ECONOMY

Low technological adaptability drives the ever-rising Greek trade deficit, study says

Greece remains stuck on the export model that prevailed in the 1990s, characterized by raw materials and labor-intensive goods, a think-tank study presented in Thessaloniki yesterday suggests. The report, presented by Prof. Theodosios Palaskas, research director of the Foundation for Economic and Industrial Research (IOBE), notes that Greek exports appear unable to compete with their respective products in markets other than those of Eastern and Central Europe. The conclusion also amounts to a warning, as a number of these countries are preparing to become European Union members and, as a result, are expected to increase their demand for low-cost, quality and specialized technology-intensive goods. A worrying sign, IOBE notes, is that Greece’s external trade deficit has swollen by 230 percent in the last two decades; Greece ranks 105th in the world in terms of exports as part of GDP (8.3 percent in 2000). «The competitiveness of enterprises is closely related to their technological development.

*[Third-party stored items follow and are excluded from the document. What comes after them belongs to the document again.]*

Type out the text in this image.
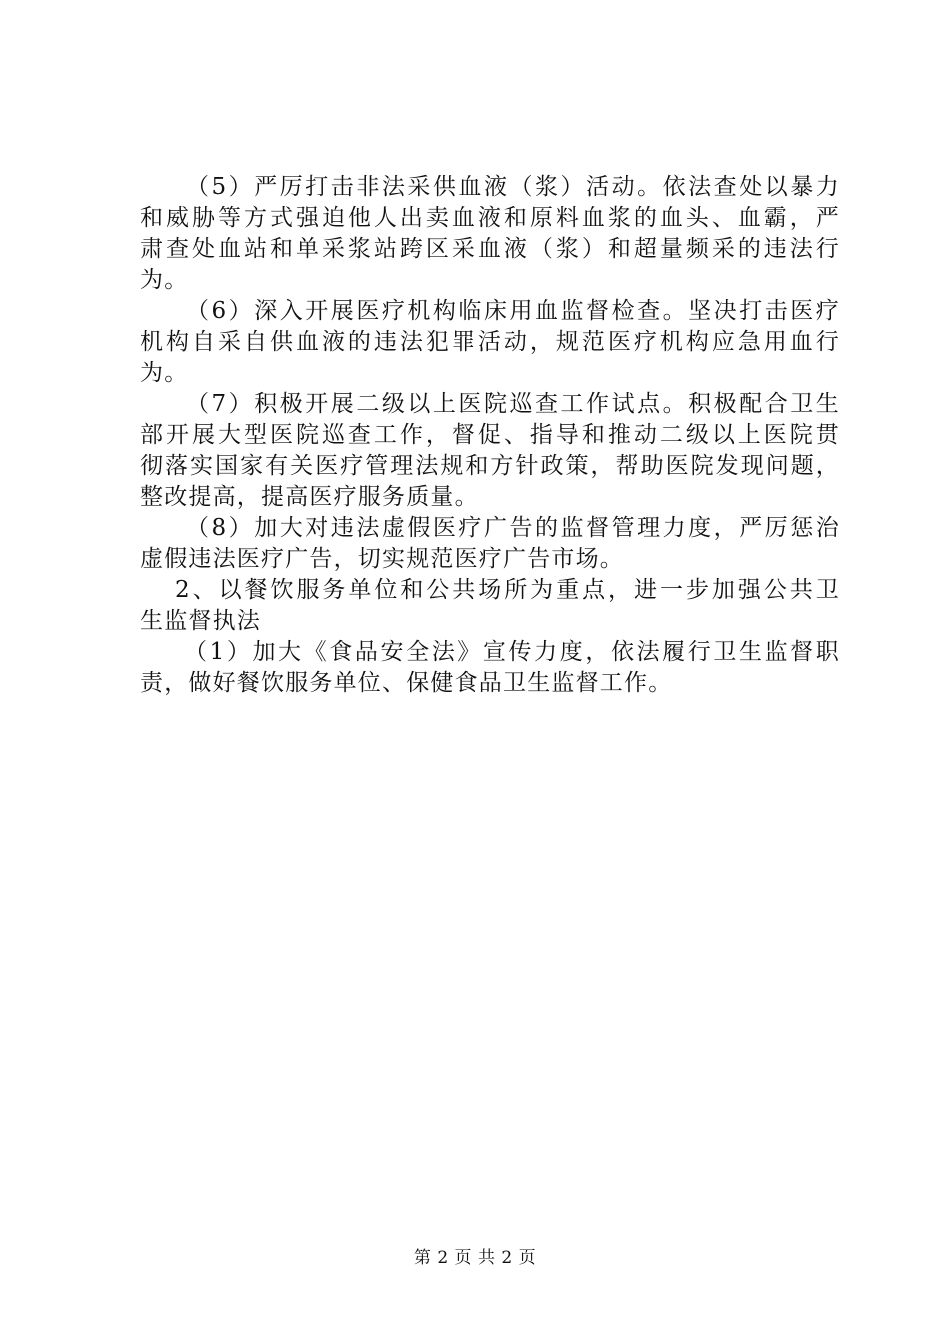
（5）严厉打击非法采供血液（浆）活动。依法查处以暴力
和威胁等方式强迫他人出卖血液和原料血浆的血头、血霸，严
肃查处血站和单采浆站跨区采血液（浆）和超量频采的违法行
为。

（6）深入开展医疗机构临床用血监督检查。坚决打击医疗
机构自采自供血液的违法犯罪活动，规范医疗机构应急用血行
为。

（7）积极开展二级以上医院巡查工作试点。积极配合卫生
部开展大型医院巡查工作，督促、指导和推动二级以上医院贯
彻落实国家有关医疗管理法规和方针政策，帮助医院发现问题，
整改提高，提高医疗服务质量。

（8）加大对违法虚假医疗广告的监督管理力度，严厉惩治
虚假违法医疗广告，切实规范医疗广告市场。

2、以餐饮服务单位和公共场所为重点，进一步加强公共卫
生监督执法

（1）加大《食品安全法》宣传力度，依法履行卫生监督职
责，做好餐饮服务单位、保健食品卫生监督工作。

第 2 页 共 2 页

The low-cost factor is no longer a competitive advantage, not even for the traditional (labor-intensive) productive activities… The competitive advantage of economies is now tested on characteristics regarding quality, novelty in design and innovative products… Competitiveness depends on the capacity for technological adaptation,» says the report. A second part of the study was prepared jointly with Panteion University and the University of Oxford and is based on comparisons between Greece and four other EU member states, Italy, Spain, the UK and Ireland. They show a number of important differences: 70.6 percent of Greek small and medium-size enterprises (SMEs) finance their investment from own funds, compared to an average of 56.1 percent of the other countries. It therefore appears that banks can do much more; only 20.6 percent of Greek SMEs believe that banks play the most important role in the financing of their investment, compared to 37.4 percent in the four EU partners. Greece’s unenviable record in technological adaptability is in line with its comparatively lowest share of spending on research and development as part of GDP. Further training is also funded at low levels.